The giraffe himself backs up, away from the tree. He swivels his head around on top of his neck. Then, ever so slowly, his neck bends down. Down. Down. He brings his neck down till it stretches across that street and he is face to face with you. You can feel his soft giraffe breath.

He leans toward your ear and whispers,

“You may kiss me now.”

 

 

 

 

::Bread Heels on My Family’s Table::

BREAD HEELS

We called them bread heels. The ends on loaves of bread. Once a loaf was opened, it was each user’s responsibility to keep the end slapped up against the next slice inside the plastic bag, so the remainder would stay fresh.
When there were no slices left, the two heels took on a life of their own, and a sort of bread heel caste system was born.
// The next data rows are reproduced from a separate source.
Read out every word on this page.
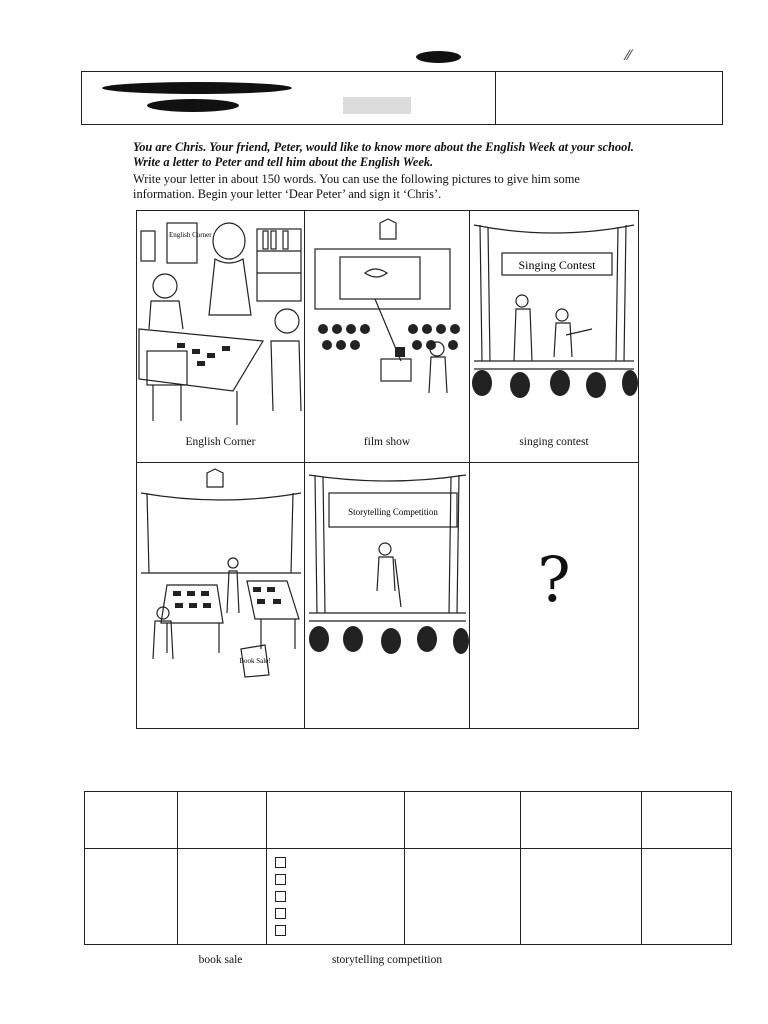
⁄⁄

You are Chris. Your friend, Peter, would like to know more about the English Week at your school. Write a letter to Peter and tell him about the English Week.

Write your letter in about 150 words. You can use the following pictures to give him some information. Begin your letter ‘Dear Peter’ and sign it ‘Chris’.

English Corner
English Corner	film show
Singing Contest
singing contest
Book Sale!
book sale
Storytelling Competition
storytelling competition
?
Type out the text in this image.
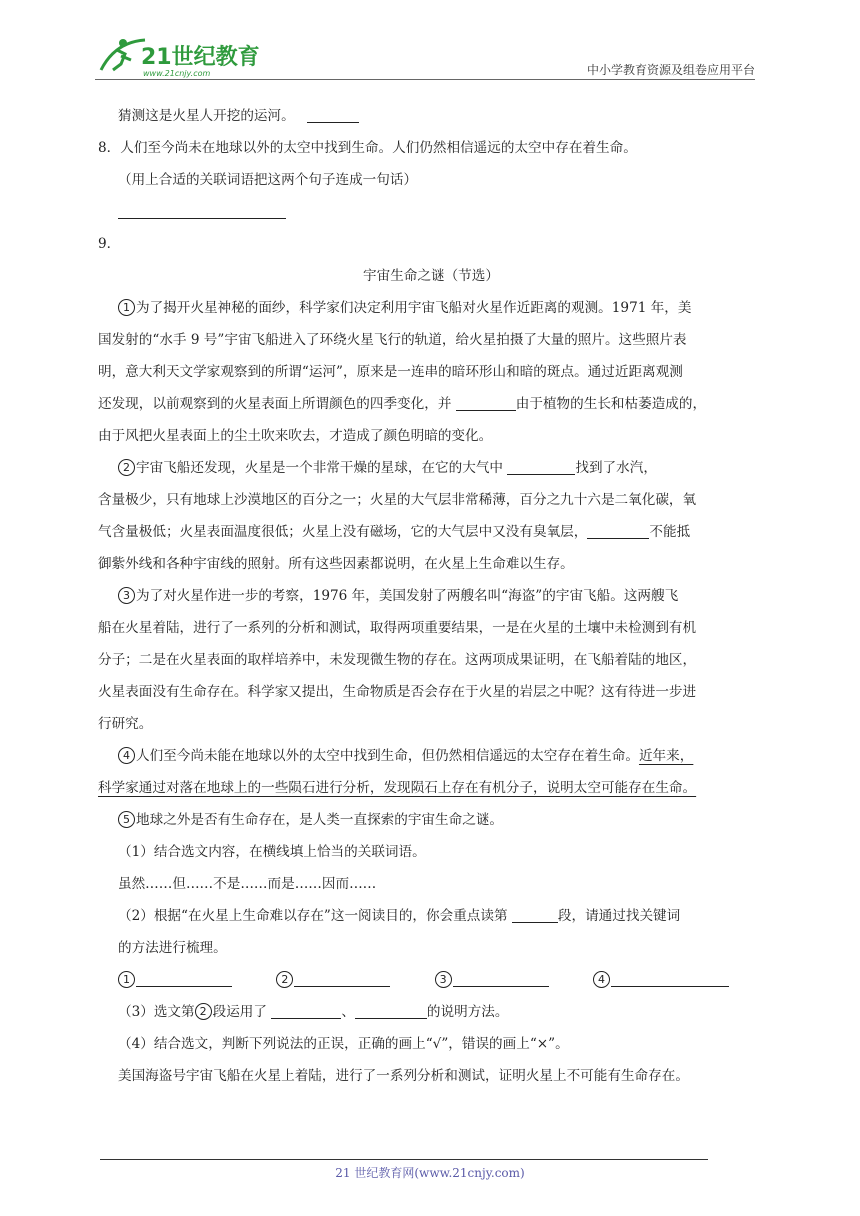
21世纪教育
www.21cnjy.com	中小学教育资源及组卷应用平台
猜测这是火星人开挖的运河。
8．人们至今尚未在地球以外的太空中找到生命。人们仍然相信遥远的太空中存在着生命。
（用上合适的关联词语把这两个句子连成一句话）
9．
宇宙生命之谜（节选）
1 为了揭开火星神秘的面纱，科学家们决定利用宇宙飞船对火星作近距离的观测。1971 年，美
国发射的“水手 9 号”宇宙飞船进入了环绕火星飞行的轨道，给火星拍摄了大量的照片。这些照片表
明，意大利天文学家观察到的所谓“运河”，原来是一连串的暗环形山和暗的斑点。通过近距离观测
还发现，以前观察到的火星表面上所谓颜色的四季变化，并	由于植物的生长和枯萎造成的，
由于风把火星表面上的尘土吹来吹去，才造成了颜色明暗的变化。
2 宇宙飞船还发现，火星是一个非常干燥的星球，在它的大气中	找到了水汽，
含量极少，只有地球上沙漠地区的百分之一；火星的大气层非常稀薄，百分之九十六是二氧化碳，氧
气含量极低；火星表面温度很低；火星上没有磁场，它的大气层中又没有臭氧层，	不能抵
御紫外线和各种宇宙线的照射。所有这些因素都说明，在火星上生命难以生存。
3 为了对火星作进一步的考察，1976 年，美国发射了两艘名叫“海盗”的宇宙飞船。这两艘飞
船在火星着陆，进行了一系列的分析和测试，取得两项重要结果，一是在火星的土壤中未检测到有机
分子；二是在火星表面的取样培养中，未发现微生物的存在。这两项成果证明，在飞船着陆的地区，
火星表面没有生命存在。科学家又提出，生命物质是否会存在于火星的岩层之中呢？这有待进一步进
行研究。
4 人们至今尚未能在地球以外的太空中找到生命，但仍然相信遥远的太空存在着生命。近年来，
科学家通过对落在地球上的一些陨石进行分析，发现陨石上存在有机分子，说明太空可能存在生命。
5 地球之外是否有生命存在，是人类一直探索的宇宙生命之谜。
（1）结合选文内容，在横线填上恰当的关联词语。
虽然……但……不是……而是……因而……
（2）根据“在火星上生命难以存在”这一阅读目的，你会重点读第	段，请通过找关键词
的方法进行梳理。
1	2	3	4
（3）选文第 2 段运用了	、	的说明方法。
（4）结合选文，判断下列说法的正误，正确的画上“√”，错误的画上“×”。
美国海盗号宇宙飞船在火星上着陆，进行了一系列分析和测试，证明火星上不可能有生命存在。
21 世纪教育网(www.21cnjy.com)
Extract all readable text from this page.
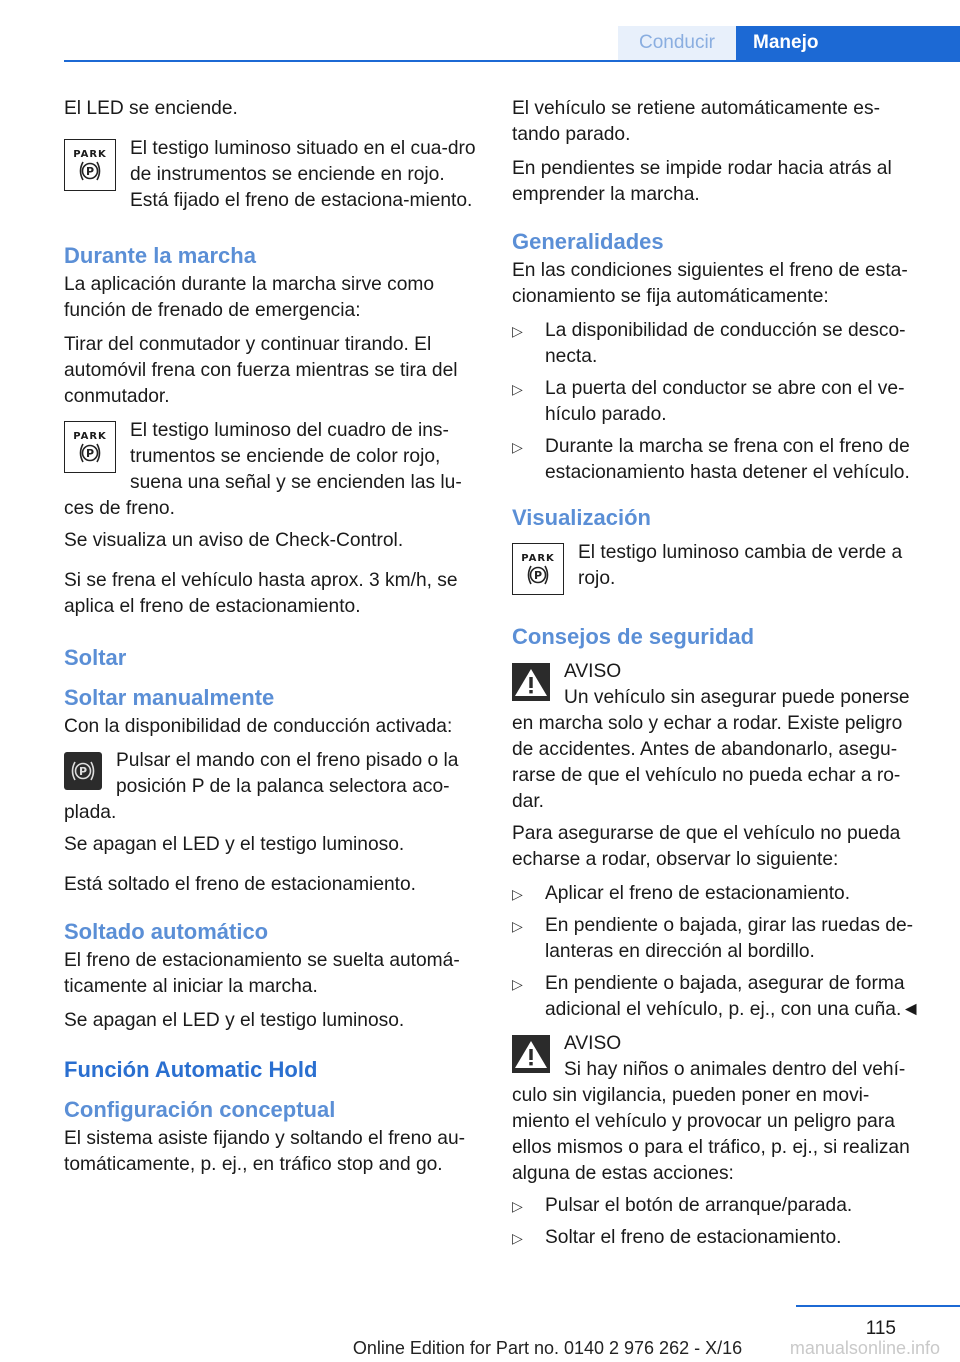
Conducir	Manejo

El LED se enciende.

PARK
P
El testigo luminoso situado en el cua-dro de instrumentos se enciende en rojo. Está fijado el freno de estaciona-miento.
Durante la marcha

La aplicación durante la marcha sirve como función de frenado de emergencia:

Tirar del conmutador y continuar tirando. El automóvil frena con fuerza mientras se tira del conmutador.

PARK
P
El testigo luminoso del cuadro de ins-trumentos se enciende de color rojo, suena una señal y se encienden las lu-ces de freno.

Se visualiza un aviso de Check-Control.

Si se frena el vehículo hasta aprox. 3 km/h, se aplica el freno de estacionamiento.

Soltar
Soltar manualmente

Con la disponibilidad de conducción activada:

P
Pulsar el mando con el freno pisado o la posición P de la palanca selectora aco-plada.

Se apagan el LED y el testigo luminoso.

Está soltado el freno de estacionamiento.

Soltado automático

El freno de estacionamiento se suelta automá-ticamente al iniciar la marcha.

Se apagan el LED y el testigo luminoso.

Función Automatic Hold
Configuración conceptual

El sistema asiste fijando y soltando el freno au-tomáticamente, p. ej., en tráfico stop and go.

El vehículo se retiene automáticamente es-tando parado.

En pendientes se impide rodar hacia atrás al emprender la marcha.

Generalidades

En las condiciones siguientes el freno de esta-cionamiento se fija automáticamente:

▷ La disponibilidad de conducción se desco-necta.
▷ La puerta del conductor se abre con el ve-hículo parado.
▷ Durante la marcha se frena con el freno de estacionamiento hasta detener el vehículo.
Visualización
PARK
P
El testigo luminoso cambia de verde a rojo.
Consejos de seguridad
AVISO
Un vehículo sin asegurar puede ponerse en marcha solo y echar a rodar. Existe peligro de accidentes. Antes de abandonarlo, asegu-rarse de que el vehículo no pueda echar a ro-dar.

Para asegurarse de que el vehículo no pueda echarse a rodar, observar lo siguiente:

▷ Aplicar el freno de estacionamiento.
▷ En pendiente o bajada, girar las ruedas de-lanteras en dirección al bordillo.
▷ En pendiente o bajada, asegurar de forma adicional el vehículo, p. ej., con una cuña.◄
AVISO
Si hay niños o animales dentro del vehí-culo sin vigilancia, pueden poner en movi-miento el vehículo y provocar un peligro para ellos mismos o para el tráfico, p. ej., si realizan alguna de estas acciones:
▷ Pulsar el botón de arranque/parada.
▷ Soltar el freno de estacionamiento.
115
Online Edition for Part no. 0140 2 976 262 - X/16	manualsonline.info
Sometimes on a Saturday afternoon my daddy would slather two heels with Miracle Whip, and make a sandwich with slices of raw potato and purple onion. This was the working class life of bread heels.

Then there were the heels that were lined up on a baking sheet, covered with cheese product, and slid under the broiler just long enough for the yellow stuff to char around the edges. Middle class bread heels lived through fire in a gas oven to become the cheesy toast served with potato soup on a Friday night.

Other times they were thrown into the skillet with the broken handle that lived in the oven. The ones that piled up in that skillet got hard as a rock. When there were enough of them, my mother clamped the food grinder to the kitchen table, and ground the petrified heels down to a powder.

She took that bread heel flour, mixed it with eggs and vanilla, buttermilk, molasses, spices, raisins, poured it into a cake pan, and baked it in the oven. This was bread crumb pudding; dark, dense and moist, it was just about the best thing you’d ever want to put in your mouth.

It’s been said that bread heels the world over have talked amongst themselves, and considered with reverence the fact that the heels of breadcrumb pudding had indeed lived the upper crust life of bread heels everywhere.